5:13 AM UTC
They have a 20-game lead in their division. They’ve already secured a playoff spot. As long as they’re in the playoffs, they’ll likely have home-court advantage. They are 10 wins away from the most wins in franchise history (which would surpass last year’s record). We haven’t seen such a good team in a long, long time.
If they don’t win the World Series, it doesn’t make sense.
I know I shouldn’t say that. I knew I should be all about “appreciating how good this team is!” “The playoffs are random and anything can happen!” and “The Dodgers don’t need a title for us to recognize that they are How incredible!” But, for better or worse, the baseball world is now a world that values playoff success over regular-season success. In terms of playoff success…well, that’s why the Dodgers are an NL West dynasty and not an MLB dynasty. The Dodgers could win 119 games this year — they could have won 162 — and if they didn’t win the World Series, they’d be considered the Warriors of the 1990s and early 2000s. I’m not saying it’s fair. I’m just saying it’s true.
For what it’s worth, it’s far from an insult to a team Worse than saying they were like the Warriors of the 1990s: Those teams were great, great, winning 14 straight NL East titles (14 straight!) and the 1995 World Series. The Dodgers haven’t even done that much already, all in all; they won eight straight NL West titles (despite winning 106 games) before finishing second last year, and they’re three games into the World Series and won as many wins as the Warriors. But admit it: when I say “1990s warrior,” you know exactly what I’m talking about. I’m talking about the disappointment of the playoffs. These Warriors had 14 consecutive World Series wins, but only took advantage of one. That is, fair or not, how they will be remembered.
And the Dodgers are now in their 10th year of a similar streak— — they did make it to the NLCS the year they finished second in the division, remember — and they have just as many World Series titles to their name. You could argue that their World Series title resonates more than the Warriors’ title in their first season after the strike.
The Dodgers’ only World Series title was during the shortened 2020 season , won at a neutral location in the form of Universal Life Stadium. I do believe the championship should absolutely count — everyone had a chance to win the World Series that year, only the Dodgers did — and I sympathize with the arguments that winning the series that year was actually harder, considering the small Sample season and extra round of playoffs. But I also think it’s fair to say that the public doesn’t feel that way about the 2020 World Series.
The Dodgers’ final decade of the playoffs was a series of heartwarming broken things. 2013 and 2014 for the Cardinals. The 2015 NLDS fell to Jacob deGrom and the Mets in Game 5. Against the doomed Cubs in ’16. The ’17 World Series loss to the Astros, one of the greatest ever, still reeling from the Astros’ logo-stealing scandal, may or may not have contributed to Houston’s championship. (Speaking of teams whose narratives don’t help the team in any way.)

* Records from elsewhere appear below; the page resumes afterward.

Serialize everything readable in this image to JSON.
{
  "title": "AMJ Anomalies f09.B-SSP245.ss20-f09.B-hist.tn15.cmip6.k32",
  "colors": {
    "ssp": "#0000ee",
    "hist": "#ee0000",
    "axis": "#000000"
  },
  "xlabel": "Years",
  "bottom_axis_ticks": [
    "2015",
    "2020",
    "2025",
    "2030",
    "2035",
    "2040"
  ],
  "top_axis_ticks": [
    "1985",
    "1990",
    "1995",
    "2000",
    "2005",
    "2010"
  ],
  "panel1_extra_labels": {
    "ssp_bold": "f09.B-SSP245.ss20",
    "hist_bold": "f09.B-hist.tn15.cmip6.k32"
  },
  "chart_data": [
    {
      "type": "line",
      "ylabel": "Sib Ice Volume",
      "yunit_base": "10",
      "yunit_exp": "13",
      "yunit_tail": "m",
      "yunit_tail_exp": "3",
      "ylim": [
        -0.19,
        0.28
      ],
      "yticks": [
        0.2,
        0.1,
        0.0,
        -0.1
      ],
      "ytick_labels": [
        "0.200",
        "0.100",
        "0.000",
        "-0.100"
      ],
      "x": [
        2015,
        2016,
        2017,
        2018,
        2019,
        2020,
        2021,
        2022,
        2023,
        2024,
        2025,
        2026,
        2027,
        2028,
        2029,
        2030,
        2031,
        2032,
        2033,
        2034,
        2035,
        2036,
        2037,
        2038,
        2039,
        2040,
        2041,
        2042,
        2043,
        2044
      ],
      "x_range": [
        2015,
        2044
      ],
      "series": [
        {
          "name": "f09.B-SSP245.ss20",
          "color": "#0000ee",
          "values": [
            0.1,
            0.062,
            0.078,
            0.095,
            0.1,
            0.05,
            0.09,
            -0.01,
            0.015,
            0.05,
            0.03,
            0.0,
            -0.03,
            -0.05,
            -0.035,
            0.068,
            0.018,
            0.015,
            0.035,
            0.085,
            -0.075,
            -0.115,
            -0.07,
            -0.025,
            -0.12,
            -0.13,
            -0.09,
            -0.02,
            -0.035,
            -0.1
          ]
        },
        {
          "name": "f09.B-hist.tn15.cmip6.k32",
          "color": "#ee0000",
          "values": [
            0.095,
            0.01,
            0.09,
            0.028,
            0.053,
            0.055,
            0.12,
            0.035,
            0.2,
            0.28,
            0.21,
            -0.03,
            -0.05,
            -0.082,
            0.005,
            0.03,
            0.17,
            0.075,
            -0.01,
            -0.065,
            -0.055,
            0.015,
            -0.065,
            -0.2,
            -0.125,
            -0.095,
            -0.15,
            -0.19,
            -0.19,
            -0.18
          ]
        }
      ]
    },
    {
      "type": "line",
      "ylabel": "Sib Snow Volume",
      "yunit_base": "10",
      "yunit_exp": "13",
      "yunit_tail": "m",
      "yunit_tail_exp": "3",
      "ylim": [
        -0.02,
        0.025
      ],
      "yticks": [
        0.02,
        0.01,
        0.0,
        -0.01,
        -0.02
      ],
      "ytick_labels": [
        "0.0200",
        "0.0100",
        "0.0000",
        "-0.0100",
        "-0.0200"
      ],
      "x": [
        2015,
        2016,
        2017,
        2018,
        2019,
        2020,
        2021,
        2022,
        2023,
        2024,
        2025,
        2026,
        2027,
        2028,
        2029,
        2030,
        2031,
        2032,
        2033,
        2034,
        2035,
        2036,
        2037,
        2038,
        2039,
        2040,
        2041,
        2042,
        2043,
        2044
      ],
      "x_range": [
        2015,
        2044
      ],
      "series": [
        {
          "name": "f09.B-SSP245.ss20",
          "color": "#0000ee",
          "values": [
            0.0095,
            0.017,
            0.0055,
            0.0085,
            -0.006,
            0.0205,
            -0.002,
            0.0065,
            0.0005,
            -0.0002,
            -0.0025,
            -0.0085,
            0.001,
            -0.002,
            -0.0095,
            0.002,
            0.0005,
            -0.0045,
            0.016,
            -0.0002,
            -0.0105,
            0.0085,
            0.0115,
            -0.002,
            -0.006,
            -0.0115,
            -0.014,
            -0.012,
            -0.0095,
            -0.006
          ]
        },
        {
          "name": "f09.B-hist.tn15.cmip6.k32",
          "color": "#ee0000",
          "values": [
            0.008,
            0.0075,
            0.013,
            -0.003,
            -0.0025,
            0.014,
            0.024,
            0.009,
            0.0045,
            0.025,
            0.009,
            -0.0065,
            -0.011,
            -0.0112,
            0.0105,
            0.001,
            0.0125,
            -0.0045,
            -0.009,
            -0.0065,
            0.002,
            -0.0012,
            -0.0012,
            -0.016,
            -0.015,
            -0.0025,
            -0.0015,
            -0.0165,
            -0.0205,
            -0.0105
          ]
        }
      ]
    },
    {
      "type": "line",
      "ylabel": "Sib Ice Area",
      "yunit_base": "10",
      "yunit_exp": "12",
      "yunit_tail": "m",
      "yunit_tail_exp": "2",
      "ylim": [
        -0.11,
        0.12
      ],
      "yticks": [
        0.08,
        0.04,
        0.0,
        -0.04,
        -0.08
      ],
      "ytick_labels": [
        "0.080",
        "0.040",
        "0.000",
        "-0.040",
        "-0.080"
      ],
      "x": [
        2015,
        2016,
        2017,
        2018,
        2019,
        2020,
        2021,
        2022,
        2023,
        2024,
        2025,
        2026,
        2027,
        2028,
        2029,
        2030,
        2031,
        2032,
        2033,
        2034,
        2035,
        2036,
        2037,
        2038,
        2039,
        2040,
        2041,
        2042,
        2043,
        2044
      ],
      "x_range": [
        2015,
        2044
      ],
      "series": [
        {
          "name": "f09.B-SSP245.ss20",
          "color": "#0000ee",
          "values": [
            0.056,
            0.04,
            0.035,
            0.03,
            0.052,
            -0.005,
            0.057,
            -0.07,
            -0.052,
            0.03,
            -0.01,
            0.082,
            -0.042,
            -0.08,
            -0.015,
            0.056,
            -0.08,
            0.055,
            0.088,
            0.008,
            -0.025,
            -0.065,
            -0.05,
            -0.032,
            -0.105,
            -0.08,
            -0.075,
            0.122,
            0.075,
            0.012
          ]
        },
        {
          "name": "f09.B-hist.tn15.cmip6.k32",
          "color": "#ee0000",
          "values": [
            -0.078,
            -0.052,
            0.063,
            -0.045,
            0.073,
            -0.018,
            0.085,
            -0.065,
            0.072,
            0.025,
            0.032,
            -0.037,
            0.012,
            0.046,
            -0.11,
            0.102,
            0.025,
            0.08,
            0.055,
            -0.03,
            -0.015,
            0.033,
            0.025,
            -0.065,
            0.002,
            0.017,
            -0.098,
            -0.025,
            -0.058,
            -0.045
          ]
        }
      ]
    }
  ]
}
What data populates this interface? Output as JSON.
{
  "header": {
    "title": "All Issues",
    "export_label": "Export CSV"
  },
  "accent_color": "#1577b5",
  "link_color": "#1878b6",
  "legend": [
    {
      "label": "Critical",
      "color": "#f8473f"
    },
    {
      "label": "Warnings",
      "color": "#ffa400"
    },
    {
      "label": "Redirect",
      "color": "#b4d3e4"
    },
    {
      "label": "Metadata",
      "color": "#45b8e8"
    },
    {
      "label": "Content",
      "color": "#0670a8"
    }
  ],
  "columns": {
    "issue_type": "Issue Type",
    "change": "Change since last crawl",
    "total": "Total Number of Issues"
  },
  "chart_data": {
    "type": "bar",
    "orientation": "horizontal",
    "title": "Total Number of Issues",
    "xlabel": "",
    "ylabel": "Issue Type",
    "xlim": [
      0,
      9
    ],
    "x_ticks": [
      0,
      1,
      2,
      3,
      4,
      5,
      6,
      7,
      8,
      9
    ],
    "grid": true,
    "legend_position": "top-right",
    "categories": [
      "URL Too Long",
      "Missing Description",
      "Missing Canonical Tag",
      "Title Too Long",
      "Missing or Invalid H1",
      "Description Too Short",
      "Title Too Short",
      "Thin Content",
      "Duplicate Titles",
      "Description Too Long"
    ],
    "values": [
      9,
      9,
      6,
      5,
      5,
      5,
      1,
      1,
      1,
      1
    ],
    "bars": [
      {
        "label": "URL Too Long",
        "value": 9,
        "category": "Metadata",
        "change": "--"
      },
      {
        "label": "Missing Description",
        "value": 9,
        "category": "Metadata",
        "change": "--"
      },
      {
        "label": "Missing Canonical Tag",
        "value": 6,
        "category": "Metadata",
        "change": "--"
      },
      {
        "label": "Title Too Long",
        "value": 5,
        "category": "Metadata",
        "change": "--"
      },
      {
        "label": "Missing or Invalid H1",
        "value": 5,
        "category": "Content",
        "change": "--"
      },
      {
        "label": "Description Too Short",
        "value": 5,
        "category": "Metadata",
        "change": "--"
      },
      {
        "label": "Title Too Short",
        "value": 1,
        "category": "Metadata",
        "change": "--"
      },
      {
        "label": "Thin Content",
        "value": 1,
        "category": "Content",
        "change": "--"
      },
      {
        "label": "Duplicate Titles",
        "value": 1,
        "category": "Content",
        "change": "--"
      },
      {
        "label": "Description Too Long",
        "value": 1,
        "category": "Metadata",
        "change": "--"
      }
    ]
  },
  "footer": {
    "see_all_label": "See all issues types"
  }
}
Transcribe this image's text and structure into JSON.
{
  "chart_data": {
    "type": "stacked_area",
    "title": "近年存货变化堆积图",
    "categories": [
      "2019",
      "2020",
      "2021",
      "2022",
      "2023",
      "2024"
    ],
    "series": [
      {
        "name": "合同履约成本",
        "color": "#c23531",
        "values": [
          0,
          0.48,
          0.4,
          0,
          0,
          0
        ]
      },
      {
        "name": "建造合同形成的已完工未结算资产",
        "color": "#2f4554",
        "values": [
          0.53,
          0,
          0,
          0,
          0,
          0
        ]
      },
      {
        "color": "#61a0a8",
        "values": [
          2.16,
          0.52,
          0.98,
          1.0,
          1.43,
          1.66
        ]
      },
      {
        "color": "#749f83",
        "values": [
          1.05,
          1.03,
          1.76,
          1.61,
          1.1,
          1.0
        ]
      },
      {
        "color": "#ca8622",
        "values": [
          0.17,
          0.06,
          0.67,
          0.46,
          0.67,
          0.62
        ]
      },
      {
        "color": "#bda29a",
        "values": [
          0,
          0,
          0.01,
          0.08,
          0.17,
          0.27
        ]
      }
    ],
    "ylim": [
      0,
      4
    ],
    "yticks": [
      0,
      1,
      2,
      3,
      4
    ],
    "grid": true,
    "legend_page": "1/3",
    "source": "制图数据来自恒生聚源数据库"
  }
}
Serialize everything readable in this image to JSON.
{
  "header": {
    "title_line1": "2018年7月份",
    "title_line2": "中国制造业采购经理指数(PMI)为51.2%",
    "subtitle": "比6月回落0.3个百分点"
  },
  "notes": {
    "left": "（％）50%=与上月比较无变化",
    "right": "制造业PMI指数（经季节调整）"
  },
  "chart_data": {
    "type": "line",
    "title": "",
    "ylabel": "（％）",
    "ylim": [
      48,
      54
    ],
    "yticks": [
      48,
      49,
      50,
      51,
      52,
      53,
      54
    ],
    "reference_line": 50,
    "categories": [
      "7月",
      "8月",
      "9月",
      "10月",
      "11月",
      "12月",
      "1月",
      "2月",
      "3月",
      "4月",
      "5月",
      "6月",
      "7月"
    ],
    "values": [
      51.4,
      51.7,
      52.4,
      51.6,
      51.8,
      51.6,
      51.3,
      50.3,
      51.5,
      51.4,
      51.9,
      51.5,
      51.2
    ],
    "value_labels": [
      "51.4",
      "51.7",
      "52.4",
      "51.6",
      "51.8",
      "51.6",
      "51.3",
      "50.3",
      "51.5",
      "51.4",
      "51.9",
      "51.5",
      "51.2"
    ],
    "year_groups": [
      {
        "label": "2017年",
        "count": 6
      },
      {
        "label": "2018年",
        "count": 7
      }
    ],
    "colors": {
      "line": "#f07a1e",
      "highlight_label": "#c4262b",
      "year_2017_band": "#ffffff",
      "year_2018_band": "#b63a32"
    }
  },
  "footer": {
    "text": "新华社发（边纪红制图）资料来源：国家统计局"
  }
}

Dodgers Team has won the World Series in six straight playoffs (2020) or lost to a team that has won the World Series before (2021 Warriors, 2019 Nationals, 2018 Red Sox, 2017 Astros and 2016 Cubs), which is actually pretty remarkable.
These are a lot of teams making history on the back of the Dodgers , which also contributed to the idea that the team is the darling of the regular season, but also a permanent postseason. While their regular-season success has been wildly inconsistent, it doesn’t help that their hated rivals, the Giants, have won two more titles than Los Angeles this century. All in all, which team would you rather be: a team that’s great every year but keeps losing in the playoffs, or a team that only makes the playoffs every few years but has a high win rate in the World Series. High teams…or at least twice as many as their opponents?
Of course, this is totally unfair. There isn’t a team in baseball that doesn’t envy the Dodgers. I’m not trying to deprive the Dodgers of their myriad achievements here. They should definitely be considered the favorites to make the playoffs. But are they a favorite in the field? I don’t think they are. This isn’t the first time they’ve been playoff favorites, and they’ve failed before.
This Dodgers is one of the best baseball teams I can remember watching one. Then again, so does the 2021 Dodgers. I remember the Warriors in ’21 — you know, the team that won the World Series — a lot more than I remember the Dodgers in ’21. Unless they win the World Series, the ’22 Dodgers, no matter how many games they win, will suffer the same fate. It’s not fair. But who says baseball is fair?